Il aurait pu l'adresser à l'abbé ou à la communauté de
Cîteaux, mais cela aurait restreint à cette seule communauté la
portée de l'événement. Or ce que l'on célébrait était non seulement la fondation d'une
communauté, mais les origines du charisme cistercien. Le Pape aurait pu également adresser sa lettre aux Abbés Généraux
des deux grands Ordres cisterciens, mais auraient alors été laissés
de côté tous ceux et celles qui vivent le charisme cistercien
ou s'y rattachent de diverses façons, sans pour autant appartenir
à l'un ou l'autre de ces deux Ordres.
Le Pape choisit donc de l'adresser à la Famille cistercienne
dans son ensemble.
Déjà auparavant, lors
du Chapitre Général de l'Ordre Cistercien de la Stricte
Observance, en 1996, le Saint Père avait adressé une lettre dans
laquelle il leur souhaitait de "parvenir un jour avec les
frères et les soeurs de la Commune Observance à la pleine unité
de toute la grande Famille cistercienne".
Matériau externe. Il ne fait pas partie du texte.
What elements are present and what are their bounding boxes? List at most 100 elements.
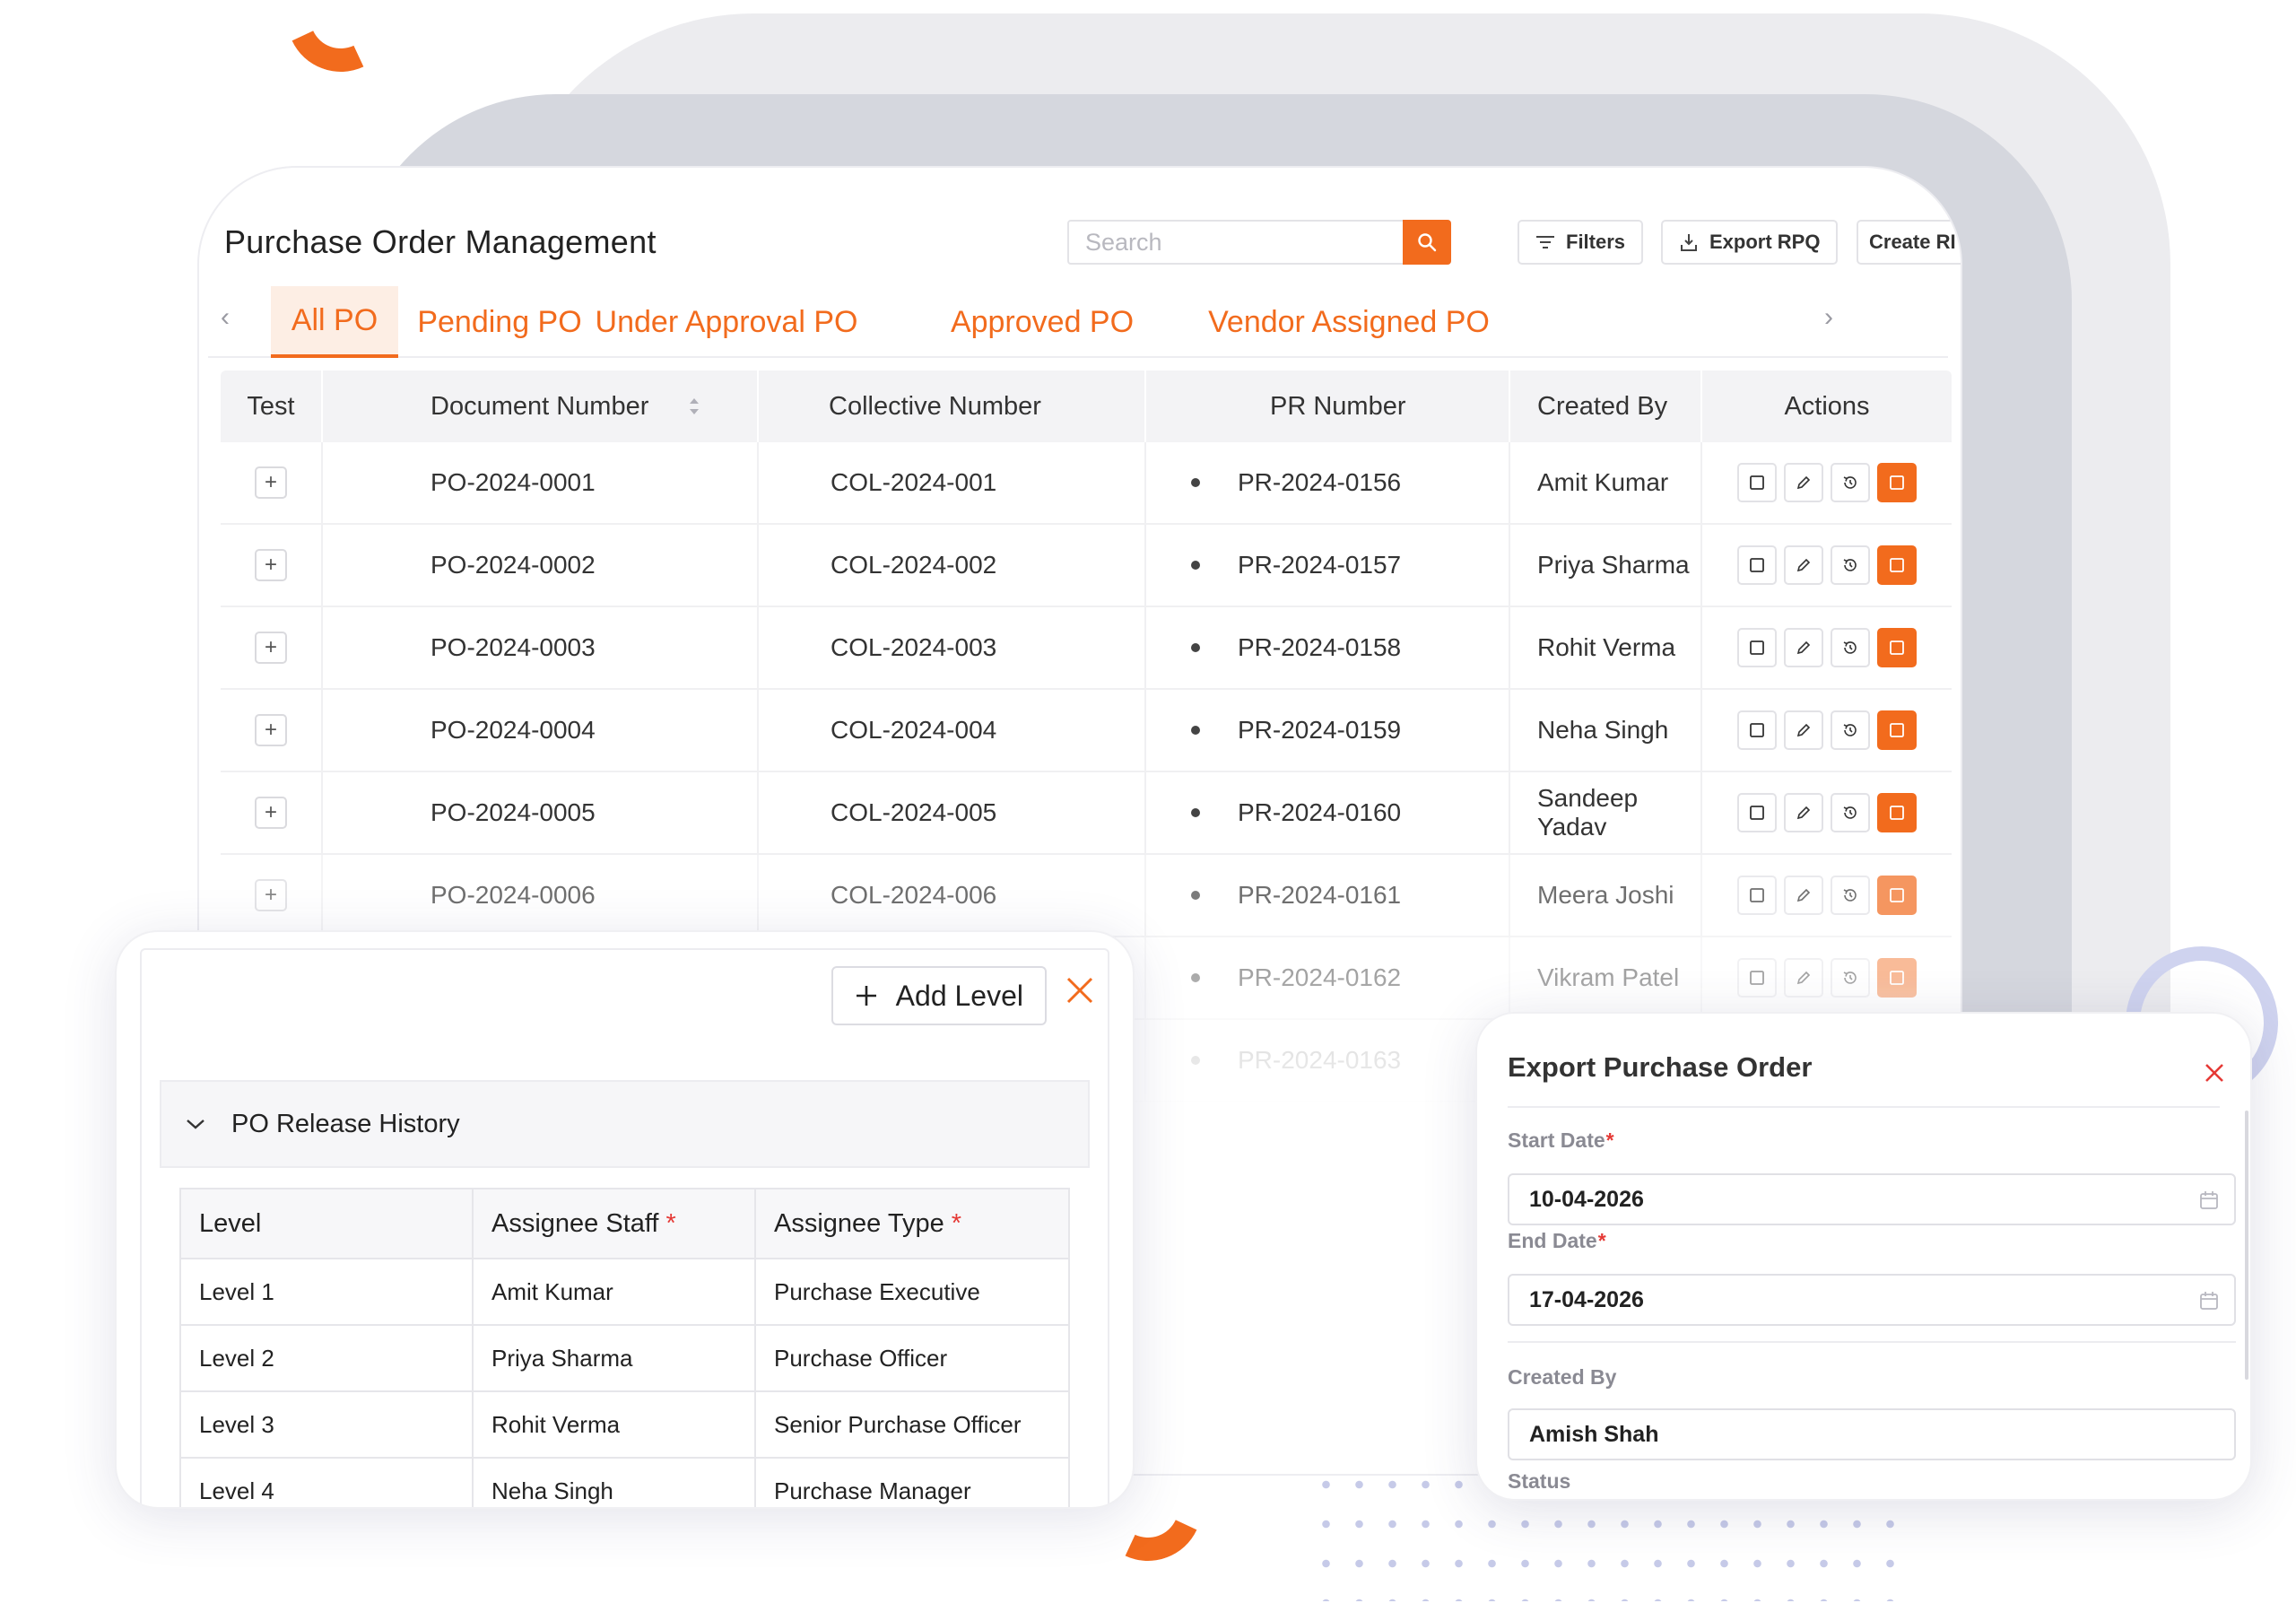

Cette notion de la "Famille cistercienne" n'est
pas une idée nouvelle de Jean-Paul II.
Elle fut utilisée par Léon XIII en 1902 dans sa Lettre
Apostolique Non mediocri, et il convient de la remettre dans son
contexte.
En 1892 Léon XIII, par un décret daté du 20 juillet, avait convoqué à Rome un Chapitre Général des diverses Congrégations
Trappistes. Parmi les diverses questions sur lesquelles le Pape
demandait aux Trappistes de prendre position était celle-ci: décider
s'il était plus opportun pour eux de demeurer sous la jurisdiction
de l'Abbé Général de la Commune Observance, ou plutôt constituer
une Observance autonome des Cisterciens Réformés (De Congregationis
regimine, Capitulum videbit utrum magis expediat iurisdictionem
manere Abbatis Generalis Observantiae communis, vel potius constituere
Observantiam Cisterciensium Reformatam autonomam.)
Le langage utilisé par le Saint Père dans ce décret montre
bien que le Chapitre Général de 1880 où seuls les abbés de la
Commune Observance avaient été convoqués était bel et bien un
Chapitre des Cisterciens de la Commune Observance et que l'Abbé
Général élu à ce Chapitre était l'Abbé Général de la Commune Observance.
Maintenant que le Saint Siège convoquait aussi un Chapitre
Général de l'autre Observance il les invitait à juger s'il était
opportun pour eux aussi d'avoir leur propre Abbé Général.
En fait le Saint Siège se rendait compte qu'il avait déjà
divisé l'Ordre en deux identités juridiques distinctes par la
convocation du Chapitre de la Commune Observance de 1880.
Toujours est-il que les Capitulants de 1892, non sans hésitations,
optèrent pour la formation d'une Observance autonome.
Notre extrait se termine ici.